Quanto grande è l'universo in confronto alle meschine proporzioni che gli assegnavano i nostri padri! Quanto sublime è l'opera di Dio, allorché vediamo ch'essa si realizza secondo le eterne leggi della natura! Ma anche quanto tempo, quanti sforzi di genio, quanta abnegazione sono stati necessari per aprire gli occhi agli uomini e strappar loro la benda dell'ignoranza!

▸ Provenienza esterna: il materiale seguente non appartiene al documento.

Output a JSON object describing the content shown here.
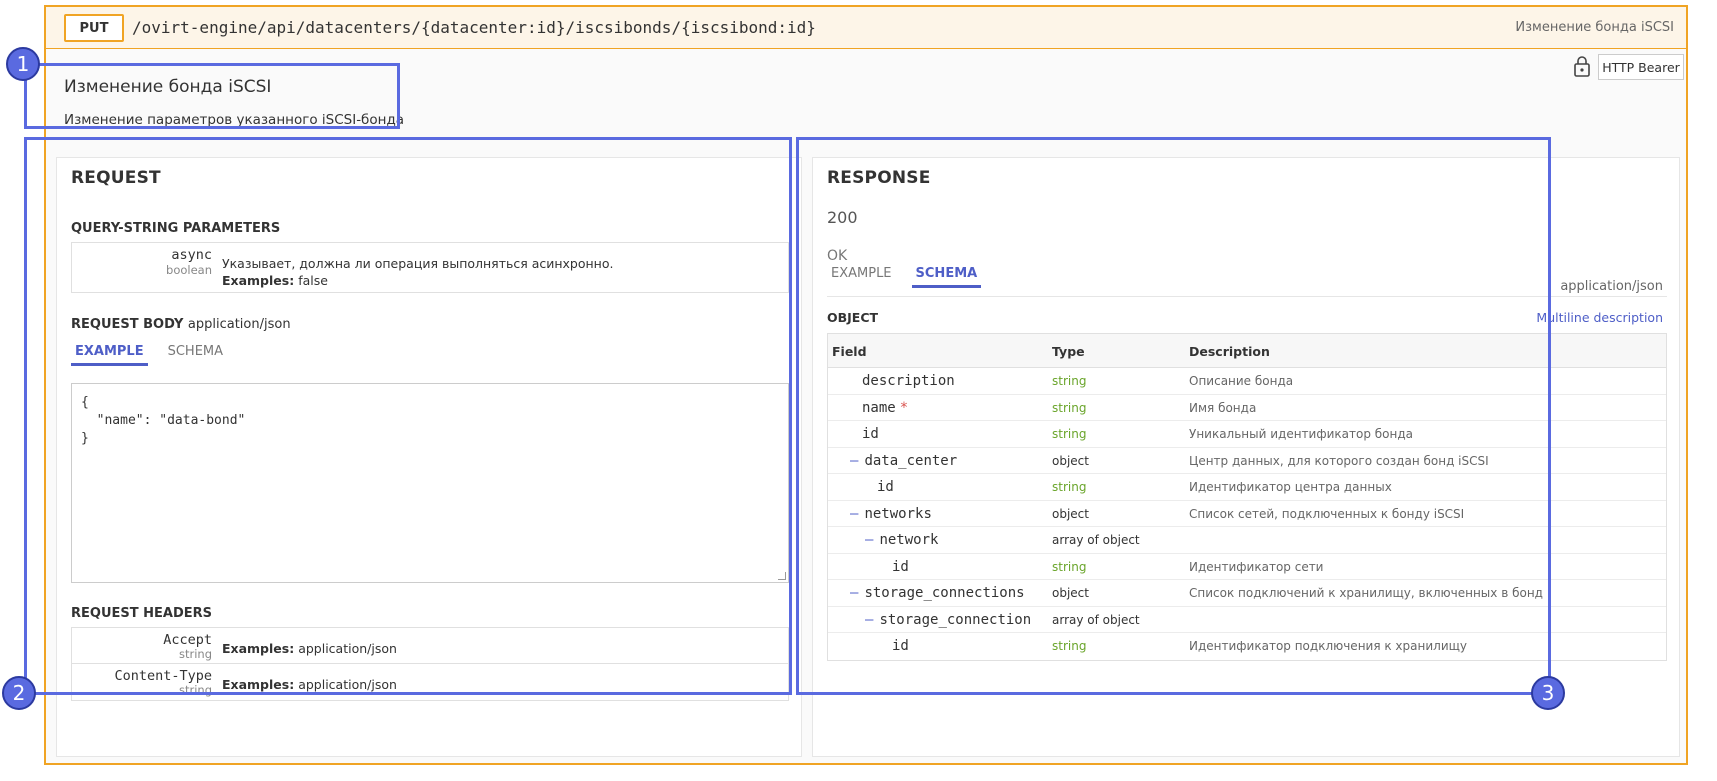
{
  "operation": {
    "method": "PUT",
    "path": "/ovirt-engine/api/datacenters/{datacenter:id}/iscsibonds/{iscsibond:id}",
    "summary": "Изменение бонда iSCSI",
    "auth_label": "HTTP Bearer",
    "title": "Изменение бонда iSCSI",
    "description": "Изменение параметров указанного iSCSI-бонда"
  },
  "request": {
    "heading": "REQUEST",
    "query_heading": "QUERY-STRING PARAMETERS",
    "query_params": [
      {
        "name": "async",
        "type": "boolean",
        "description": "Указывает, должна ли операция выполняться асинхронно.",
        "examples_label": "Examples:",
        "example": "false"
      }
    ],
    "body_heading": "REQUEST BODY",
    "body_content_type": "application/json",
    "body_tabs": [
      "EXAMPLE",
      "SCHEMA"
    ],
    "example_json": "{\n  \"name\": \"data-bond\"\n}",
    "headers_heading": "REQUEST HEADERS",
    "headers": [
      {
        "name": "Accept",
        "type": "string",
        "examples_label": "Examples:",
        "example": "application/json"
      },
      {
        "name": "Content-Type",
        "type": "string",
        "examples_label": "Examples:",
        "example": "application/json"
      }
    ]
  },
  "response": {
    "heading": "RESPONSE",
    "code": "200",
    "status": "OK",
    "tabs": [
      "EXAMPLE",
      "SCHEMA"
    ],
    "content_type": "application/json",
    "object_label": "OBJECT",
    "multiline_link": "Multiline description",
    "columns": [
      "Field",
      "Type",
      "Description"
    ],
    "fields": [
      {
        "name": "description",
        "type": "string",
        "description": "Описание бонда",
        "depth": 0,
        "expandable": false,
        "required": false
      },
      {
        "name": "name",
        "type": "string",
        "description": "Имя бонда",
        "depth": 0,
        "expandable": false,
        "required": true
      },
      {
        "name": "id",
        "type": "string",
        "description": "Уникальный идентификатор бонда",
        "depth": 0,
        "expandable": false,
        "required": false
      },
      {
        "name": "data_center",
        "type": "object",
        "description": "Центр данных, для которого создан бонд iSCSI",
        "depth": 0,
        "expandable": true,
        "required": false
      },
      {
        "name": "id",
        "type": "string",
        "description": "Идентификатор центра данных",
        "depth": 1,
        "expandable": false,
        "required": false
      },
      {
        "name": "networks",
        "type": "object",
        "description": "Список сетей, подключенных к бонду iSCSI",
        "depth": 0,
        "expandable": true,
        "required": false
      },
      {
        "name": "network",
        "type": "array of object",
        "description": "",
        "depth": 1,
        "expandable": true,
        "required": false
      },
      {
        "name": "id",
        "type": "string",
        "description": "Идентификатор сети",
        "depth": 2,
        "expandable": false,
        "required": false
      },
      {
        "name": "storage_connections",
        "type": "object",
        "description": "Список подключений к хранилищу, включенных в бонд",
        "depth": 0,
        "expandable": true,
        "required": false
      },
      {
        "name": "storage_connection",
        "type": "array of object",
        "description": "",
        "depth": 1,
        "expandable": true,
        "required": false
      },
      {
        "name": "id",
        "type": "string",
        "description": "Идентификатор подключения к хранилищу",
        "depth": 2,
        "expandable": false,
        "required": false
      }
    ]
  },
  "annotations": [
    "1",
    "2",
    "3"
  ],
  "colors": {
    "accent": "#4e5ec7",
    "method_border": "#f0a424",
    "annotation": "#5a6ae0",
    "string_type": "#6aa52b"
  }
}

14. Era ormai aperta la strada dove illustri e numerosi scienziati stavano per entrare al fine di completare l'opera abbozzata. Keplero, in Germania, scopre le celebri leggi — che portano il suo nome —, con l'aiuto delle quali scopre che i pianeti descrivono non delle orbite circolari ma delle ellissi, di cui il Sole occupa uno dei fuochi. Newton, in Inghilterra, scopre la legge di gravitazione universale. Laplace, in Francia, crea la meccanica celeste. Finalmente, l'astronomia non è più un sistema fondato su congetture o probabilità, ma una scienza fissata sulle più rigorose basi del calcolo e della geometria. Così è stata posta una delle pietre fondamentali della Genesi, tremila e trecento anni circa dopo Mosè.